Since the test article was suspected to be a dermal irritant/corrosive substance, one healthy male New Zealand White rabbit was dosed dermally with the test article. The test article (0.5 ml) was applied dermally to three intact sites for an exposure period of 3 minutes on site #1, 1 hour on site #2 and 4 hours on site #3. Erythema and edema were scored immediately after patch removal following the 3 minute exposure and at 60 minutes after each patch removal for the 1 and 4 hour exposure. Site #3 was scored again at 24, 48 and 72 hours. The skin was also evaluated for ulceration and necrosis or any evidence of tissue destruction at these time periods. Since the reaction of the initial animal did not produce a corrosive or severely irritating effect, two additional animals (males) were added to the study. The two animals were dosed at site #3 for a four hour exposure. Erythema and edema were scored at 60 minutes, and at 24, 48 and 72 hours and on Days 7 and 15 for the initial animal and at 24, 48 and 72 hours and on Days 7 and 14 for the two additional animals.

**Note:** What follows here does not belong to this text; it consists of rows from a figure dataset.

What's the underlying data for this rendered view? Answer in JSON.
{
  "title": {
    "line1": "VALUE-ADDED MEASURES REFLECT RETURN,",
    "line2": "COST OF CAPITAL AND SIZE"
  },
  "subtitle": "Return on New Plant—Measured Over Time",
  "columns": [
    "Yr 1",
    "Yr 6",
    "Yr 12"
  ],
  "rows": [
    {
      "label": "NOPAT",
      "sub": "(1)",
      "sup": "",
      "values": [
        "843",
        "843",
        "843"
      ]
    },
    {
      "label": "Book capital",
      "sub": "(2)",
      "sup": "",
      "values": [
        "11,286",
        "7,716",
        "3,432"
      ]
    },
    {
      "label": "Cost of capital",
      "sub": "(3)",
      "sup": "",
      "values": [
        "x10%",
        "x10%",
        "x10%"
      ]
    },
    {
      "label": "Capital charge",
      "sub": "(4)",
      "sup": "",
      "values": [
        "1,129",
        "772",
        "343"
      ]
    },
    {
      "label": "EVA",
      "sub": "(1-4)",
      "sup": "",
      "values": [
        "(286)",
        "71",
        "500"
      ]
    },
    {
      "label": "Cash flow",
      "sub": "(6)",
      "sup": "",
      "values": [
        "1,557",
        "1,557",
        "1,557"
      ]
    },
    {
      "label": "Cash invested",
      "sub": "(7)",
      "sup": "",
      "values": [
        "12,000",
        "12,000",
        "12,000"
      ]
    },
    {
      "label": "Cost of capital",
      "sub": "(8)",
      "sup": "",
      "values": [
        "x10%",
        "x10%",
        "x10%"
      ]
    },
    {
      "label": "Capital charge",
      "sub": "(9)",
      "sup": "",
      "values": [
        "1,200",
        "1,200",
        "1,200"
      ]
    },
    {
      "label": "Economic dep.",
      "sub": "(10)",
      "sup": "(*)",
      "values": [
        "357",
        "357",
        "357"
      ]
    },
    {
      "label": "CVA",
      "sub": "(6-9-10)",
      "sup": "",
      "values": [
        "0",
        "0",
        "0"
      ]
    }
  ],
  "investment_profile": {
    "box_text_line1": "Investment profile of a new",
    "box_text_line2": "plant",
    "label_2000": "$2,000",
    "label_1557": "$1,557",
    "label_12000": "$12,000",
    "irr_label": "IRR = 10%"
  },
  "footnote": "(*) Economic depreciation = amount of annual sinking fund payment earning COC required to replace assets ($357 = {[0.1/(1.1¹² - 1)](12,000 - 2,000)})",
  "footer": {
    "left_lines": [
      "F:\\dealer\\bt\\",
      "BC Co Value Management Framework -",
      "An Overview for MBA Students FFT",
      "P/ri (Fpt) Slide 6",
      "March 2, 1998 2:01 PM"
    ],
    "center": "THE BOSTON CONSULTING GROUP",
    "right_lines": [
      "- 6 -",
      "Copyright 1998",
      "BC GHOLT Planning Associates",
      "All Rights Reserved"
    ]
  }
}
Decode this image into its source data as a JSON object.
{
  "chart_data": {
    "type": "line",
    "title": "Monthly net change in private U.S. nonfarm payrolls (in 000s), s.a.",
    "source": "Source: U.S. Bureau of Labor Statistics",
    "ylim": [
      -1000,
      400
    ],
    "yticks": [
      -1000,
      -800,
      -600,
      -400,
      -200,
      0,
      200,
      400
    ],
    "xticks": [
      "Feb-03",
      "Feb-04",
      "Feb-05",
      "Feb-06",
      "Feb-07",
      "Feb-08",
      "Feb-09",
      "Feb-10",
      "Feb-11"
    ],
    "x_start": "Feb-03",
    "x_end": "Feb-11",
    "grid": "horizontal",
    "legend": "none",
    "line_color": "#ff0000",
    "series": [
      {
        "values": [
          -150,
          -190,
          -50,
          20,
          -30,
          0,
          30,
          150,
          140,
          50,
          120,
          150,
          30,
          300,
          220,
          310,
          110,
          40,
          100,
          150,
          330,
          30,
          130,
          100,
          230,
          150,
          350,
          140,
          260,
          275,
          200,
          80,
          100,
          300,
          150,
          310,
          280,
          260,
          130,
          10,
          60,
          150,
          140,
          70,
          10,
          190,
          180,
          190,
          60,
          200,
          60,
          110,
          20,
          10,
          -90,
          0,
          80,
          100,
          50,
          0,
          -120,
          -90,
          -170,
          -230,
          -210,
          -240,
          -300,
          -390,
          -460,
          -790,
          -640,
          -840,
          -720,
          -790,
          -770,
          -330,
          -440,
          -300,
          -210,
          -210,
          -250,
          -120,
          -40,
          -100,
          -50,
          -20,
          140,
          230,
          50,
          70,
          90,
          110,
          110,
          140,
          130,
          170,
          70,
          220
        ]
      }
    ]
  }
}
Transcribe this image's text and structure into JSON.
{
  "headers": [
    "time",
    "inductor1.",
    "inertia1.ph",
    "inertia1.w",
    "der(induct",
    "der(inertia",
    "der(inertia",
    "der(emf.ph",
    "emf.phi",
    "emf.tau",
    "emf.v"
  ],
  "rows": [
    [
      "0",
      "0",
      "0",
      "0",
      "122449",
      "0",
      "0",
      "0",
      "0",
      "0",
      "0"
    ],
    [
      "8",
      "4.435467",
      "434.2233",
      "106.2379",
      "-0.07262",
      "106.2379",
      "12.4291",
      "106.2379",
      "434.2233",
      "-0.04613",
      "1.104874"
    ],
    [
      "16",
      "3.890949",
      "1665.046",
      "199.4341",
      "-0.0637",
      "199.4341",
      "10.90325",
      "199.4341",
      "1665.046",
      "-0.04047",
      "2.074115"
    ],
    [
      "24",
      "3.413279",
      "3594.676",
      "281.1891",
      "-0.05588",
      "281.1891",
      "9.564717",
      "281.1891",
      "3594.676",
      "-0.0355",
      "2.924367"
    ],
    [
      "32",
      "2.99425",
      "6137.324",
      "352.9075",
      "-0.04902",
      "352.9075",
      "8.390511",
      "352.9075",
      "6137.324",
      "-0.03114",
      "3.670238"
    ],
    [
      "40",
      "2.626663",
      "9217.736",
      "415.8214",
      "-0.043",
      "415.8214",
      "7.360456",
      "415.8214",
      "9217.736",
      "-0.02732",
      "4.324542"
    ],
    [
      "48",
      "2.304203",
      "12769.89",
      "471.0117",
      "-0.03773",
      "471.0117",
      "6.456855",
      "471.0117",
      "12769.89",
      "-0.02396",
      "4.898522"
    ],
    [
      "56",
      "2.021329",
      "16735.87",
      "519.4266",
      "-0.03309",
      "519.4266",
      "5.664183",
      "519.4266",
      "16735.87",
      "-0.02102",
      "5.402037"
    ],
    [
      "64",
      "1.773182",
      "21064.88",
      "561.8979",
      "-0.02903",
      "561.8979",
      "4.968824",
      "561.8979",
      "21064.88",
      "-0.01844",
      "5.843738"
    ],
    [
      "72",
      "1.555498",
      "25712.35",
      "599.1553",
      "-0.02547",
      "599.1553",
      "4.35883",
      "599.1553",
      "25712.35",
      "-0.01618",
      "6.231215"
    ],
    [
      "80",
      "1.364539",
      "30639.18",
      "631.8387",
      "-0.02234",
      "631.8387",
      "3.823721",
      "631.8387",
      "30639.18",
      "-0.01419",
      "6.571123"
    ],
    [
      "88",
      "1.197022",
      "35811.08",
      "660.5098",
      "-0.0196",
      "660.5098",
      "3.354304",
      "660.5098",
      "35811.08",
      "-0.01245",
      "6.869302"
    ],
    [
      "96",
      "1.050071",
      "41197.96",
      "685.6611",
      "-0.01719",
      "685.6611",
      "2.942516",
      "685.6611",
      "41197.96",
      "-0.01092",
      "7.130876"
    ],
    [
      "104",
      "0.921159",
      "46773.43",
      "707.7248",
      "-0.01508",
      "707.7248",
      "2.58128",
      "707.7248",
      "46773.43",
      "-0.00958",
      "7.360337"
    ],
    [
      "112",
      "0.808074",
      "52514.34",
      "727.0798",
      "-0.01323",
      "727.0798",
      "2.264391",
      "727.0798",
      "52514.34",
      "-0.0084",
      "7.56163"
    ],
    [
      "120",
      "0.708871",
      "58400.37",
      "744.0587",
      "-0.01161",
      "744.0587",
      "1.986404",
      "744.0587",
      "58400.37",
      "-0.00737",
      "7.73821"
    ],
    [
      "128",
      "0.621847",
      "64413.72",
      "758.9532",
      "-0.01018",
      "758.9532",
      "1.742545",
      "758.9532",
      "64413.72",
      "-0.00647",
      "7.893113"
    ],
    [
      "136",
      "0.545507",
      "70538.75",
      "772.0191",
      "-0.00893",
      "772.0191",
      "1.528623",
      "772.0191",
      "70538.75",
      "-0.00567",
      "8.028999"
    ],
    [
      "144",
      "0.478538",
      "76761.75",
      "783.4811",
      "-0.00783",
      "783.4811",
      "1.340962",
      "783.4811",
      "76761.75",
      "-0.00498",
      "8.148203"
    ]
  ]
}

Animals were observed for toxicological and pharmacological effects at each dermal observation period and observed for mortality daily. Body weights of all animals were recorded pre-test, 72 hours and at termination

Summary:

Initial animal:

No erythema or edema was observed immediately following or at 60 minutes after patch removal following the 3 minute exposure. Slight erythema and no edema was observed at 60 minutes following the 1 hour exposure. Slight erythema and very slight edema was observed at 60 minutes, 24, 48 and 72 hours after patch removal following the 4 hour exposure. At 48 and 72 hours, the skin felt thickened. On Day 7, erythema was severe. The skin felt thickened and as though it had separated from the underlying tissue. Shiny areas were also observed. On Day 15, erythema was severe with shiny areas. No edema was observed on Days 7 or 15.

2 additional animals:

Erythema was slight to moderate at 1 hour post patch removal following the 4 hour exposure. Erythema was slight at 24 hours and 48 hours and very slight to slight at 72 hours. At 48 and 72 hours, the skin felt thickened and as though it had separated from the underlying tissue. Edema was slight at 1 hour and very slight at 24, 48 and 72 hours after patch removal following the 4 hour exposure. On Day 7, erythema was severe. The skin felt thickened for both animals and as though it had separated from the underlying tissue for one animal. On Day 14, erythema was severe with shiny areas. No edema was observed on Days 7 or 14.

Conclusion:

The substance is considered to be corrosive.